Fully powered outcomes studies are appropriate after drug approval. Since they need not interfere with the patent life of the drug, drug companies (or research bodies) ought to save considerable money on enrollment. Data collected as an academic study on outcomes, in the course of regular treatment, ought to have a very different cost than data collected pre-approval to watch safety and efficacy. I think it is appropriate to have a blend of pharmaceutical and academic/public health money funding these studies.

Digital medical records, IF they enable medical researchers access to outcomes data with reduced breathing-down-the-neck of lawyers worried about privacy lawsuits, might significantly streamline the collection of some of this data.

How cholesterol medicines work is irrelevant. The drug trials to date have been effective in showing whether or not they do work. People can argue all day about what causes benefit, but the benefit itself, which is what the drug trial attempted to measure, is undeniable.

Permalink to Comment

15. Antipodean Lurker on December 9, 2013 1:05 AM writes...
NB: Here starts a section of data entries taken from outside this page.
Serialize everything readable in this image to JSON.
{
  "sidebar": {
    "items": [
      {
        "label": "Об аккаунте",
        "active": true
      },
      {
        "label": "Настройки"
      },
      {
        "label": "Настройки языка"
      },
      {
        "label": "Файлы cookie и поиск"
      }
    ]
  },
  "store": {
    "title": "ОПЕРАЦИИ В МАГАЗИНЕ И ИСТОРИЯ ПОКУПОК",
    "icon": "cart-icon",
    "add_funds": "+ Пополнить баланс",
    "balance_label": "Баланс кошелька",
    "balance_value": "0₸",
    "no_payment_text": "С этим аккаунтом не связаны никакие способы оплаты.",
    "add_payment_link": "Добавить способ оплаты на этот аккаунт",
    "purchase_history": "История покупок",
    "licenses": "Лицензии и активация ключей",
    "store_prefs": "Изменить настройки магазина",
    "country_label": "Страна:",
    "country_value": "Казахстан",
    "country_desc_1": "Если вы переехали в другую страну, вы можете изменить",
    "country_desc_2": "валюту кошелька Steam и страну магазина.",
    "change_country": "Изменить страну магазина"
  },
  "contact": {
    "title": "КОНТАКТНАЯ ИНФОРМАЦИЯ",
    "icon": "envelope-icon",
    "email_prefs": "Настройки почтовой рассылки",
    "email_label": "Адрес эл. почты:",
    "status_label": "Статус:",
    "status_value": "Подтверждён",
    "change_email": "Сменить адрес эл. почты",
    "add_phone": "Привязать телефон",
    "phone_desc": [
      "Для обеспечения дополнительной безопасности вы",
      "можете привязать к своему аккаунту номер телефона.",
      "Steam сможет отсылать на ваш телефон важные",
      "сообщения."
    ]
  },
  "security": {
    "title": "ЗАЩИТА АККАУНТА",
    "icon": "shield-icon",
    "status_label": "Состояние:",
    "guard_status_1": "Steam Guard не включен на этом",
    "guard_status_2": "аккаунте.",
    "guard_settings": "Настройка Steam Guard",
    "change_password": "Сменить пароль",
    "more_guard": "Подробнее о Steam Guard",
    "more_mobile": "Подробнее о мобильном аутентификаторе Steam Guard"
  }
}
#2, #7 and #14 If all medicines are considered experimental then we don't need to get informed consent to randomise patients to treatment with approved medicines and actually collect some causal data from the millions of patients who use medicines. National health systems that have large populations on medications would be able to detect outcome differences in finite times (or rule out a difference in effects of a defined size). Denmark and Sweden and New Zealand have the data linkages to do it but maybe not the populations? Judea Pearl's work on causality points to medicine assignment being randomised being very important for the establishment of causality. Of course, the influence of doctors on prescribing would be greatly reduced....

Permalink to Comment

16. Anon on December 9, 2013 10:49 AM writes...

@4. Biotechtranslated
I am speaking to the use of the same patient population in a stage 4.